Он так торопился, что не согласился даже зайти на французские Антилы, чтобы вернуть войска, которые оттуда забрал. Он решил выбрать четыре лучших фрегата, погрузить на них как можно больше солдат и отослать их на Мартинику. Фрегатам он приказал соединиться с эскадрой у Азорских островов. Но на борту еще оставалось четыре-пять тысяч человек, весьма обременительный груз. К тому же, увозя их, лишали колонии ценной военной силы, которую было чрезвычайно трудно доставлять из метрополии; добавляли ртов для прокорма, что было весьма некстати, ибо запасы провизии были невелики, а воды едва хватало на переход. Не пожелав ни связывать себя караваном, ни терять его, Вильнев поручил другому фрегату сопроводить его до ближайшего из французских островов и 10 июня уже плыл к Европе. Его решение, хоть в принципе и достойное порицания, на деле было не столь уж дурно, если бы он вернулся на Мартинику высадить войска, пополнить запасы воды и продовольствия и узнать новости из Европы.

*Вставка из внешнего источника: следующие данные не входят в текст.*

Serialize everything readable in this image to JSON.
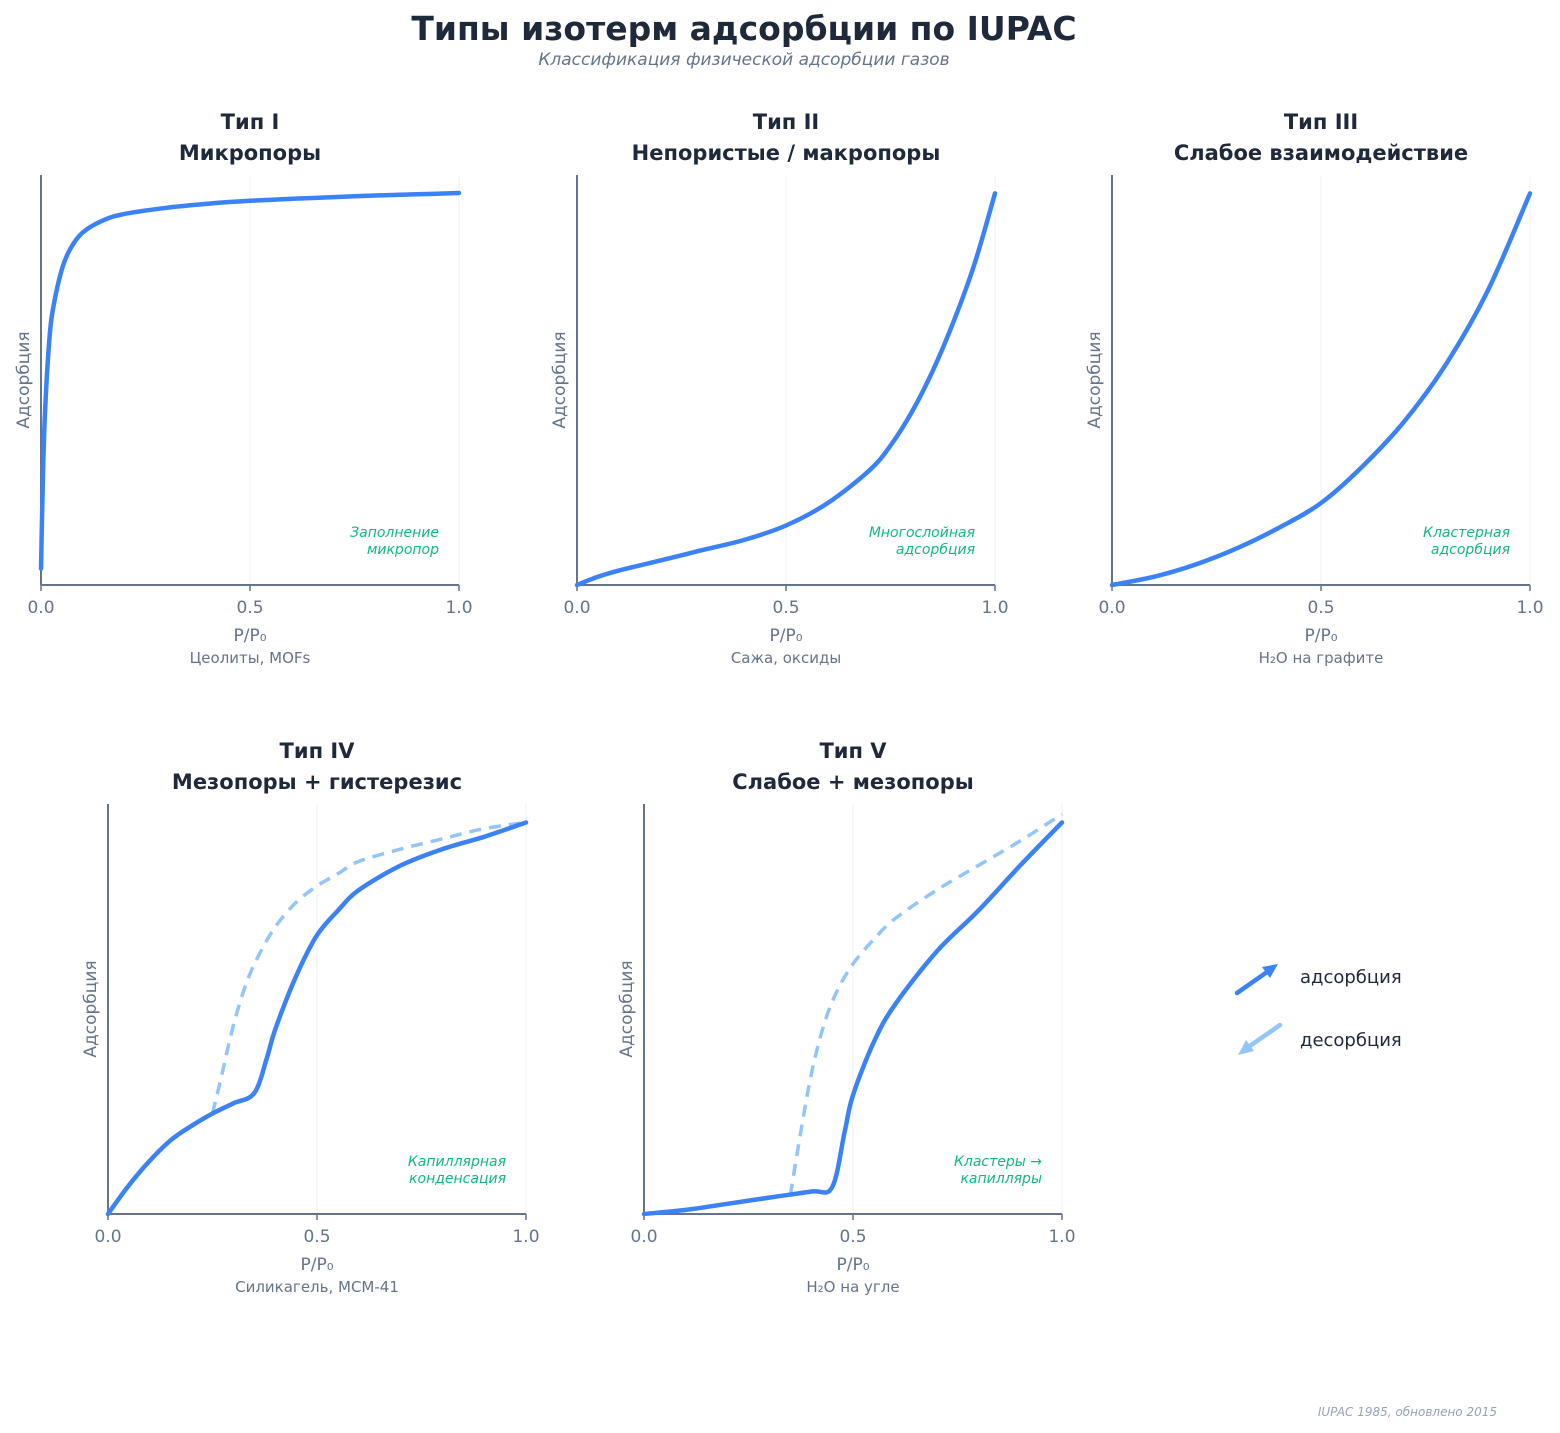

Вильнев плыл к Европе, подставив паруса норд-весту, при спокойствии на море. Прибыв 30 июня к Азорским островам, он нашел там свои фрегаты, которым понадобилось лишь четыре дня на высадку войск и которые вовсе не встретили англичан, что доказывало, что и Вильнев мог поступить так же без всякой опасности. Четыре фрегата повстречали в пути пятый, не справлявшийся с сопровождением захваченного каравана. Они решили его сжечь, что повлекло утрату десяти миллионов. Итак, на Азорах флот вновь объединился и пустился в путь, направляясь к побережью Испании с двадцатью кораблями и семью фрегатами. Потеря каравана возместилась богатой добычей – галеоном из Лимы, груженым пиастрами стоимостью 7–8 миллионов и захваченным английским корсаром, у которого его и отобрали. Эти средства оказались в скором времени весьма полезны.
Внезапно, в первых числах июля, когда до мыса Финистер оставалось не более шестидесяти лье, ветер переменился и, задув с северо-востока, стал полностью противным. Чтобы выиграть время, принялись лавировать, не продвигаясь вперед. Но ветер крепчал и набрал такую силу, что устроил поломки на нескольких кораблях; некоторые даже потеряли марсовые мачты. Два корабля, с которыми Магон пришел из Рошфора, принесли с собой лихорадку и были переполнены больными. Солдаты, которые прежде плыли из Европы в Америку, а теперь, почти не сходя на сушу, из Америки в Европу, были поражены различными болезнями. Уныние воцарилось во всей эскадре. Восемнадцать дней противного ветра стали довершением бед и еще более поколебали мужество адмирала Вильнева. Он решил идти в Кадис, то есть в направлении, противоположном тому, где ожидал его Наполеон и куда призывали его инструкции. Генерал Лористон сопротивлялся изо всех сил и в конце концов убедил его. К тому же 20 июля ветер переменился, и снова был взят курс на Ферроль.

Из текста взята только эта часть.